Sevdiğim ayakkabıyı çalanşahıs, sadece sulu(meyvesiz) meybuz yarım kat bile olmayan kames top dandik leblebi tozu ve kaymaklı dondurma satan çok eski bakkalımız, yıllar önce kirada oturduğumuz bodrum kattaki evin müteahhiti, gecenin bi yarısı arabada bas açık arabesk dinleyen bebeler, yüksek lisans için 3 üstü ortalama getirip aynı anda çap yapan sonrasında kpss'ye girip memur olan salaklar, kıtlık varmış gibi alışveriş yapan anadolu insanı, lig tv izlediğim kahvedeki çaycı ile hep arkamdaki sandalyeye oturan küfürbaz gözlüklü ince ve kısa boylu ama bıyıklı belli ki 3 çocuk babası dayı, hiç kitap okumadan üniversite bitirenler, eskiden bayram güzeldi diyen üst jenerasyon, evin araban yazlığın olmalı diyenler, mandalinayı bile sıkamayan yarım metrelik meyve sıkacağımın mucidi, rockefellerlar, tüm iç ve dış mihraklar, illuminatiler, ayin yaparken gizli kameraya yakalanan beceriksiz türk masonları, 1. dünya savaşındaki alaman komutanlar, mahallenin en ezik ve en salak bebelerinin kaleye geçtiği mahalle maçlarında beni kaleci arkasında giden topları getirmem için bekleten mahalle abileri.

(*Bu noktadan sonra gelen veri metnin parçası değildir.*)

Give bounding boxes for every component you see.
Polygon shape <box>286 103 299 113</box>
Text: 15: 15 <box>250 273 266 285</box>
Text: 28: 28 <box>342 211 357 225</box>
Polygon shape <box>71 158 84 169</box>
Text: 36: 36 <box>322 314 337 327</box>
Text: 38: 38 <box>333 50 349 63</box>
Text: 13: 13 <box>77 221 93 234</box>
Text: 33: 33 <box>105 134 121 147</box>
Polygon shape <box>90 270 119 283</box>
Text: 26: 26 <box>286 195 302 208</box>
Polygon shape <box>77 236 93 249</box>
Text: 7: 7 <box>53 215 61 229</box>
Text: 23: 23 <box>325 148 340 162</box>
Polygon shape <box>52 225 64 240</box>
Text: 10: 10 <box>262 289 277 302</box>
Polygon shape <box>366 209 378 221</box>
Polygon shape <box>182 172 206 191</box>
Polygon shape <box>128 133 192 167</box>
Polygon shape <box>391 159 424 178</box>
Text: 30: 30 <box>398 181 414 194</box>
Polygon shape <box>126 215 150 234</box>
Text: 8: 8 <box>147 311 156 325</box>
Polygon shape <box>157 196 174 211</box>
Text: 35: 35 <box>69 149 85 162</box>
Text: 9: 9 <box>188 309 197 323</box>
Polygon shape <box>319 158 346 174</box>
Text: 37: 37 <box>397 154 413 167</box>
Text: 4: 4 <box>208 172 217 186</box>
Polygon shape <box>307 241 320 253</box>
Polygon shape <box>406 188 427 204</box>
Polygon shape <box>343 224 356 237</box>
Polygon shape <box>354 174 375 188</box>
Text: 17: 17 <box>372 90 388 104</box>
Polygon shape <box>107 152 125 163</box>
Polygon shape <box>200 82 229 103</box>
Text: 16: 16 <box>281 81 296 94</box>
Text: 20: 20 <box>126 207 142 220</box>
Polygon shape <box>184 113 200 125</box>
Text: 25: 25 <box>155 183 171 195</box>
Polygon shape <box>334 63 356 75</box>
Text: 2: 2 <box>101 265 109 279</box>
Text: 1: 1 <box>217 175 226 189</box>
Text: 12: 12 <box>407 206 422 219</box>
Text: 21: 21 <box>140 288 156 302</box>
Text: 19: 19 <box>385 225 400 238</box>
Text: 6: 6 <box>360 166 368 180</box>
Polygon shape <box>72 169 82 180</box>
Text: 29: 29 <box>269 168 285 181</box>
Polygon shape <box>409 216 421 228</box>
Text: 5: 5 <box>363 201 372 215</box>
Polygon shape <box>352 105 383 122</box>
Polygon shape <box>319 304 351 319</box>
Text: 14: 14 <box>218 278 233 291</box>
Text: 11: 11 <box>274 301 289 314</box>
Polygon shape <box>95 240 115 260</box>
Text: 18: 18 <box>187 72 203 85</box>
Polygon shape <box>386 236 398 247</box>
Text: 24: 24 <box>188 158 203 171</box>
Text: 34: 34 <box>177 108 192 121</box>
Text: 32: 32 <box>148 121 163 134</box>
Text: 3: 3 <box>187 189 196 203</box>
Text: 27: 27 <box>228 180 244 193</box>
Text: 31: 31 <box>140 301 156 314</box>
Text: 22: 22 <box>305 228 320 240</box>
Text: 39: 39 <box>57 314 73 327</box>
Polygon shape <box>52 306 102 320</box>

Polis imdat bülent, yıllar önce babamı dolandıran taşeron, ilkokul 1'de verdiğim mandalinayı çirkin bi şekilde reddedip benim yerime mert'le oynayan tuğba, la gazete della sport'ta çalışan herhangi biri, lisede il birincisi olmam için tüm sınıf ve okulca hazırlanıp hiç adil olmayan il deneme sınavında beni kendi sınıfımda 6. yapan liseli arkadaşlarım, namuslu polis serpico'nun tüm büro arkadaşları, cücüyü dövmüş tüm figüranlar, bir arkadaşımın askerde yemekler çok kötü kantine gidip de bişeyler alsan ya ricasına şimdiye kadar elime ne sıçtın da yüzüne sıvıyım diyen maraşlı, küçükken köyde altında oturup oynadığımız kocaman söğüt ağaçlarını kesen köylüler, uçurtma avcısındaki amir, guguk kuşundaki hemşire ratched, to kill a mockingbird'deki atticus'un komşuları, tony montana'yı öldüren gözlüklü adam, dancer in the dark'taki komşu evin reisi, viconte sebastien de valmont, dog day afternoon'da sal'ı öldüren polis, mary corleone'yi öldüren pis italyan, last year at marienbad'ın senaristi, M'deki kötü adam, manhattan'daki ısaac, şipilberg ve tüm yahudi lobisinin uşakları, pier paolo pasolini, james bondların hepsi, charlie wax, gabriel shear ve bilumum amerikan ajanları ile francis lionel "lion" delbuchi'yi üzen herkes, ben de sizi, film güzeldi izleyin…




25th Hour film eleştirisi


1 yorum:

  1. filmdeki monolog ve alternatif senaryo çok güzeldi.(senin monolog daha guzel olmus) hosuma gitmeyen ise monty'nin kendini ispiyonlayan hakkındaki düşüncesinin çabuk değişmesi.kendi sevgilisinden şüpheleniyodu, nikolai amca dedi diye bi anda ukraynalıya silahı dogrulttu.broker abimizde az got degildir.jacob'a monty'i bir daha goremiyecez,hakettigini buldu lafları eder,aynı gece monty'e biz irlandalıyız sen cık gel bar acarız der.